Avec ses 273 millions d'euros de CA en 2016, Sika France est une des filiales les plus florissantes du groupe suisse. Sika est présent principalement sur le marché des chapes fluides depuis plus d’une dizaine d'années et propose également des chapes dites traditionnelles prêtes à l’emploi, vendus en sacs en négoce.
Quels sont les facteurs de croissance du marché aujourd’hui ?
Notre marché en chape fluide est essentiellement celui de la construction neuve, plus ponctuellement en rénovation par exemple sur un plancher bois. Il n'existe pas de données statistiques précises du marché, mais il évolue vers davantage de qualité et avec de plus en plus d'acteurs.
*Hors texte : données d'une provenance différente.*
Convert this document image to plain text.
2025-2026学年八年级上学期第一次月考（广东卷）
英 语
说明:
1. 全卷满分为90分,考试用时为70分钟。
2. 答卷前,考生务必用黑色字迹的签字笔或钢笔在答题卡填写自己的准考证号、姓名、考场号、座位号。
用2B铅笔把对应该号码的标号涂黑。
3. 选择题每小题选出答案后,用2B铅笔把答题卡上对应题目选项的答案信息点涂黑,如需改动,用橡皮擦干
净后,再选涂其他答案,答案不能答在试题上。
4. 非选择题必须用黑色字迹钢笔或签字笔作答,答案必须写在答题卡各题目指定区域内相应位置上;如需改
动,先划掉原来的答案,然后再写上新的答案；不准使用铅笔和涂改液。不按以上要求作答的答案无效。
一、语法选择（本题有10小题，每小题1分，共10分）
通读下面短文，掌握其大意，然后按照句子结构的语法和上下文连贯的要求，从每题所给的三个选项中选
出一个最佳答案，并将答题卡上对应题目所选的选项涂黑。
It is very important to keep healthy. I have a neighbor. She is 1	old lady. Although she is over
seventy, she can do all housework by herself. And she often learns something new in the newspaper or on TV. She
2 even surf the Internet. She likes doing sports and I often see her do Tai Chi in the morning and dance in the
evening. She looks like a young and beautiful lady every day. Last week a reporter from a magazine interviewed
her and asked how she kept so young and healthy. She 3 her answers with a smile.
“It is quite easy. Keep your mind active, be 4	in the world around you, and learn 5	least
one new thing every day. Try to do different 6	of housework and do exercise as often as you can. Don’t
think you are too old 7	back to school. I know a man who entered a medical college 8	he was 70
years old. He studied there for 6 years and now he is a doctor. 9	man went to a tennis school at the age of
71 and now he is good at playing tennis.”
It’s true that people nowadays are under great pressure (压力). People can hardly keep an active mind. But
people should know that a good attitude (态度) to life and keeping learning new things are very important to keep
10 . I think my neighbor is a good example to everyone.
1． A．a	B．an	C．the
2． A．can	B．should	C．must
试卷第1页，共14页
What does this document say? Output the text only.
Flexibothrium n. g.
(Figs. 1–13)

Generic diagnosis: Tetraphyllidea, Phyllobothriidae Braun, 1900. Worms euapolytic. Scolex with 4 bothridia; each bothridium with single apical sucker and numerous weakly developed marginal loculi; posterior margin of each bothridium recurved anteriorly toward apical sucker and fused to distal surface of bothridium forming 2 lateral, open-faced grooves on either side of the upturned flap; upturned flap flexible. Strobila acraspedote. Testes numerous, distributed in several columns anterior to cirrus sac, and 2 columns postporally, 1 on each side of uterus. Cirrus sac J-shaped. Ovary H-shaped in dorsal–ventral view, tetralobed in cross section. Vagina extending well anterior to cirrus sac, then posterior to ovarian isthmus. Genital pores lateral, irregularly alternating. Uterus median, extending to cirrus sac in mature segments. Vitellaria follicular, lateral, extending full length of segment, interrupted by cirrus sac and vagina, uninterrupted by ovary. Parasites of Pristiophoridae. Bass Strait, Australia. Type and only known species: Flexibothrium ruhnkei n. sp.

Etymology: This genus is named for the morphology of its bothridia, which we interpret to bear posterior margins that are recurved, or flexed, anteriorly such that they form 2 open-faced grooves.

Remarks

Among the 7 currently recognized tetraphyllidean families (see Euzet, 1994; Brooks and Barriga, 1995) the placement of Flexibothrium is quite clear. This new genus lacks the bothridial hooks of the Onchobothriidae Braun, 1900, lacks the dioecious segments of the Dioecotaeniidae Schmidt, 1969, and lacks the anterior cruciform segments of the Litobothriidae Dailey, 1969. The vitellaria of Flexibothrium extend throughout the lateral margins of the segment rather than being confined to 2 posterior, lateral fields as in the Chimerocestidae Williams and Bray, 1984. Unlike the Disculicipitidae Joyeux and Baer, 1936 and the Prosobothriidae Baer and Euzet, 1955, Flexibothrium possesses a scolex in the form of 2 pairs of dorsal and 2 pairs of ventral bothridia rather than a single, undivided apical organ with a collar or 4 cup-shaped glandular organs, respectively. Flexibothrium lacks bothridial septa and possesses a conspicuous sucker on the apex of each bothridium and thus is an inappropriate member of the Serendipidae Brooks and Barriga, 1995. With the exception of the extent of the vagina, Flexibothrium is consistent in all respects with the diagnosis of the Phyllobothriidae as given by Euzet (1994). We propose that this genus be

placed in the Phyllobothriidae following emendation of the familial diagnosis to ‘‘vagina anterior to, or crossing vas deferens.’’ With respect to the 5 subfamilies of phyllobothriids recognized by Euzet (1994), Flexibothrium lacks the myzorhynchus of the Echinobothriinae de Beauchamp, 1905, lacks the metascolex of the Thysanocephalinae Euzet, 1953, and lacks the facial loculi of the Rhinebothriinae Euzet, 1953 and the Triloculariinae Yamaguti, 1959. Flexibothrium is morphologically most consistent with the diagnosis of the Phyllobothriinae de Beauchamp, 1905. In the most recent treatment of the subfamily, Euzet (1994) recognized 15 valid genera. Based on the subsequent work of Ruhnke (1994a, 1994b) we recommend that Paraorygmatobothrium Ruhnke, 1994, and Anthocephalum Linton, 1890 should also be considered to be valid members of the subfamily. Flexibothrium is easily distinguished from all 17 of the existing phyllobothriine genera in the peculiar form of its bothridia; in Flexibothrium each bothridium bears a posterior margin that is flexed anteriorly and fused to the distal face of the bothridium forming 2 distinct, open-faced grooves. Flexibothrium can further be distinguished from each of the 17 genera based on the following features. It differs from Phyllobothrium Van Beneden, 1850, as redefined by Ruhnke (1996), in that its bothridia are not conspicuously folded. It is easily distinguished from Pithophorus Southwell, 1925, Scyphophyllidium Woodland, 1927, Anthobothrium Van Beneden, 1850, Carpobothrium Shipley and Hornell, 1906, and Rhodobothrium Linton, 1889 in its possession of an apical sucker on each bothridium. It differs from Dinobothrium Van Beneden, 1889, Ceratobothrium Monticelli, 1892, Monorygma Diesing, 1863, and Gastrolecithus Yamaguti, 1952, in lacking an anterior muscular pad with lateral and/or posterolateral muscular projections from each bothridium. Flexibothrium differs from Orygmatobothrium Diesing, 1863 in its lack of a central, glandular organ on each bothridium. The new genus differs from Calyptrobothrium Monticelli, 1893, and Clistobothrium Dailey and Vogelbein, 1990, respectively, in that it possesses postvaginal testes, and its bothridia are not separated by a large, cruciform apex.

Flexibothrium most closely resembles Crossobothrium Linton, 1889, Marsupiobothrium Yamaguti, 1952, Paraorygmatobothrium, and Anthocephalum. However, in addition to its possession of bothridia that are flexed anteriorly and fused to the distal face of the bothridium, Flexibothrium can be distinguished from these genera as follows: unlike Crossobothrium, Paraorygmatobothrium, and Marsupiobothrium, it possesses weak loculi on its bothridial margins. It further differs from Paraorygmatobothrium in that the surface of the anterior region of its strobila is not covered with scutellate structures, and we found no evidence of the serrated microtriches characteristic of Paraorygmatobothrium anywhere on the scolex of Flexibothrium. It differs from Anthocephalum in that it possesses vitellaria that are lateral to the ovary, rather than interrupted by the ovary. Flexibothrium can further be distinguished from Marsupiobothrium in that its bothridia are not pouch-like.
Par rapport à la chape traditionnelle, la mise en oeuvre de la chape fluide (auto-nivelante) est moins pénible et mieux contrôlée. Par ailleurs la chape fluide est particulièrement adaptée aux carreaux de grandes dimensions ainsi qu'aux sol souples.
Ces revêtements exigent une bonne planéité du sol plus facile à obtenir avec de l'auto-nivelant et peuvent demander un ragréage du support. L'essor des planchers chauffants en maisons individuelles favorise aussi le marché.
Quelles compétences pour les entreprises de mise en oeuvre ?
Les chapes fluides sont hors DTU et sont sous ATec, ce qui nécessite de former nos applicateurs. Ceux-ci sont agréés par Sika pour l'application de nos produits. Ils sont suivis au démarrage pendant au moins trois chantiers pour vérifier la conformité de mise en œuvre.
En parallèle, nous proposons un club applicateurs où les membres bénéficient d’informations, d’une assistance technique sur les produits, de la pratique (réalisation de devis, panneaux de chantiers …) et d’un programme de fidélité.
Sur quels produits du futur travaillez-vous aujourd’hui ?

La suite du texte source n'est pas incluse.